University honours former student who foiled train terror attack
Release Date 11 December 2015
The University of Reading has awarded a Distinguished Fellowship to former student Chris Norman, for his bravery in foiling a suspected terror attack on a train in France four months ago.
The Distinguished Fellowship was presented at the University's annual winter graduation ceremony at its London Road campus - 37 years after Ugandan-born Mr Norman, now a management consultant, graduated with an MSc in Regional and Urban Planning Studies in 1978.
Mr Norman and three American passengers helped overpower and then subdue an attacker armed with an AK47 assault rifle, on a train travelling from Amsterdam to Paris and carrying more than 500 passengers on 21 August this year.
Grandfather Mr Norman, 62, helped tackle the suspected terrorist to the ground, held down his left hand, before tying the attacker's hands behind his back and holding him until security forces arrived.
Police later said the attacker, 25-year-old Ayoub El Khazzani, was armed with 270 rounds of ammunition and also had bottle of petrol.
At today's ceremony University of Reading Vice-Chancellor Sir David Bell told hundreds of graduates and guests that Mr Norman was "an exceptional man".
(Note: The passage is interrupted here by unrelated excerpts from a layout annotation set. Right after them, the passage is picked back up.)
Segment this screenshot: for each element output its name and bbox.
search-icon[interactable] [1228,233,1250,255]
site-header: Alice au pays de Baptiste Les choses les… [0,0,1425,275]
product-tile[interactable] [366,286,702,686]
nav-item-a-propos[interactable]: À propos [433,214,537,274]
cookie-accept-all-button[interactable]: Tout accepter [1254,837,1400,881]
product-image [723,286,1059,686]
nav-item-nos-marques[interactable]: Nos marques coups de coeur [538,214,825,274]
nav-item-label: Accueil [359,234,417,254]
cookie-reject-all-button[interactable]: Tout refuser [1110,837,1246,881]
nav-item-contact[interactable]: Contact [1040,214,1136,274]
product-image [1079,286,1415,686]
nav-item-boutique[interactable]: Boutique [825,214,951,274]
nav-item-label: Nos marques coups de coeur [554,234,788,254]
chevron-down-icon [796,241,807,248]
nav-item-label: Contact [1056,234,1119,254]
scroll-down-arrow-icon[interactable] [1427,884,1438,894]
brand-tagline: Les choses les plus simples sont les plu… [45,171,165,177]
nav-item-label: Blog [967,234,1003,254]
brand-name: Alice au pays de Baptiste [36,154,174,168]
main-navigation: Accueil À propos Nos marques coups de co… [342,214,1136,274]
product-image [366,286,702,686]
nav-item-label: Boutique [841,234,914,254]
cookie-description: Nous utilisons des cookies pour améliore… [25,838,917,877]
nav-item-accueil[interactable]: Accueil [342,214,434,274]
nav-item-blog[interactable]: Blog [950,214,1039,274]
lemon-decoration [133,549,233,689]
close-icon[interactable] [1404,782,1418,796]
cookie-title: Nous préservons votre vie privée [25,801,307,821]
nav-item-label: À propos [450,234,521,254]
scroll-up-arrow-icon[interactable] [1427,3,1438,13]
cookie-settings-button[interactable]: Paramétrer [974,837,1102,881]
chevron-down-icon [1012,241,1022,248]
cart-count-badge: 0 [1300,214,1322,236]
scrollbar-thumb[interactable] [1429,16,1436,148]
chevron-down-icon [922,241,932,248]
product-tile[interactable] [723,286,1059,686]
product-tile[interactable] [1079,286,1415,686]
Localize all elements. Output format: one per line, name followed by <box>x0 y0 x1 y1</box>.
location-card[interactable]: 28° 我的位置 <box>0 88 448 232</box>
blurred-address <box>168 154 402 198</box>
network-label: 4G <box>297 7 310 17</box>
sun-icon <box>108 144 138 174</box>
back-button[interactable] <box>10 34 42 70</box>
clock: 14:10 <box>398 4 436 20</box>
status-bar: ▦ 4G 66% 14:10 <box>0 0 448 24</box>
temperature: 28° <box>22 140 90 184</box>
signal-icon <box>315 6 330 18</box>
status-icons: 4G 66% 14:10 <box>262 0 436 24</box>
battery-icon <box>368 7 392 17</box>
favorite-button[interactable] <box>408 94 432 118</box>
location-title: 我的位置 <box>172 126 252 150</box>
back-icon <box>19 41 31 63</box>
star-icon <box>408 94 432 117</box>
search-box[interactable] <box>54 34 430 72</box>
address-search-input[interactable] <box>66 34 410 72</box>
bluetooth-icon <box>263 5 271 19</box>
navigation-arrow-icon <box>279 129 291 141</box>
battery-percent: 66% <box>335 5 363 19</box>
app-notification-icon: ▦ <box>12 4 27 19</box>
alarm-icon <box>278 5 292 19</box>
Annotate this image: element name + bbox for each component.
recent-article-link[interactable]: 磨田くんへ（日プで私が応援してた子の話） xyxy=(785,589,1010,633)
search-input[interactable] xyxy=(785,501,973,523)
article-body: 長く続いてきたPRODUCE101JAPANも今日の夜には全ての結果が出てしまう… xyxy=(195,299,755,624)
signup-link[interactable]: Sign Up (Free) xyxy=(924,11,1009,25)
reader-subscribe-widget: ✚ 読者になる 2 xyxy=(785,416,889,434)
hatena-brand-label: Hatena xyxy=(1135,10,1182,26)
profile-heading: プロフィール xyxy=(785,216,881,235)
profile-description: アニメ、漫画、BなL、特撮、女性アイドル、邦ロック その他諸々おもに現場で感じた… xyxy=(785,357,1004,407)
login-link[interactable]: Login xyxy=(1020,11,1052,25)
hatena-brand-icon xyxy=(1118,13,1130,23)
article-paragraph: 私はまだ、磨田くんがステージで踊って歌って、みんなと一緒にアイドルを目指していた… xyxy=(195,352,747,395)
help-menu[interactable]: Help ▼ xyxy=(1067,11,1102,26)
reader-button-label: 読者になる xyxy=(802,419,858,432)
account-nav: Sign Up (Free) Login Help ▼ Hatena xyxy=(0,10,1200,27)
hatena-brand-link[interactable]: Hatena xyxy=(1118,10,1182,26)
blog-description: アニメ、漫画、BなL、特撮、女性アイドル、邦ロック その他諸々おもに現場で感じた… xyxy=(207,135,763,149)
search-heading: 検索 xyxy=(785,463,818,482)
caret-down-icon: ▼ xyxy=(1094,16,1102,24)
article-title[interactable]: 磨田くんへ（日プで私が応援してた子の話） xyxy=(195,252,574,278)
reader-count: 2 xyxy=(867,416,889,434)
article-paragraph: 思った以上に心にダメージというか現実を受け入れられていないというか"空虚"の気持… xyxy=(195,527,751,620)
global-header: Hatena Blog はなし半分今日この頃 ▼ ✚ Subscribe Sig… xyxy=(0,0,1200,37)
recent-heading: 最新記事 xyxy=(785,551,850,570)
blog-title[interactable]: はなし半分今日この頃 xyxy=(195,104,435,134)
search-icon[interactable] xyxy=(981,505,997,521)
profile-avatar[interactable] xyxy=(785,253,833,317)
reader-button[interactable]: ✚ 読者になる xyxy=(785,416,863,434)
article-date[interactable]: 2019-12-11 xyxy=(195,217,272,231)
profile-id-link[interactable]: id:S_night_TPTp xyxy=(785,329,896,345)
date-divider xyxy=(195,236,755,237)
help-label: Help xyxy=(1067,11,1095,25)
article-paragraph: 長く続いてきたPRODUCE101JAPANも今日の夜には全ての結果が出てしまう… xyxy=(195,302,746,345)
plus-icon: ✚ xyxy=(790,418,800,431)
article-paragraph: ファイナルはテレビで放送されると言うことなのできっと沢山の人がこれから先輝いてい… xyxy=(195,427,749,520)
'The word 'hero' is sometimes used loosely but in his case it is utterly justified' -- Sir David Bell
Sir David said: "The word 'hero' is sometimes used loosely but in his case it is utterly justified. His immense bravery should be, and is, a great source of pride for all those that know him. As his university, we are proud to count ourselves in that group, humbled though we are in the face of such heroism."
After receiving the award Mr Norman said: "I'm very honoured by the University having given me the award, and I was quite moved by the ceremony... (there was a) huge amount of applause. It was good to be back at the University and good to be back in the environment.
"I'm just another guy like anybody else. To be honest if I was in the same situation again right now I don't know whether I would act in the same way. What I am pleased about to a certain extent is perhaps our example can give people hope and make you think, OK, if you see a terrorist, maybe we all need to act."
Mr Norman, who is British but grew up in southern Africa, is an entrepreneur and business consultant and lives in Nimes, France. His actions also led French President Francois Hollande to appoint him a Knight of the Legion of Honour (Chevalier Legion d'Honneur), France's highest civilian award, earlier this year.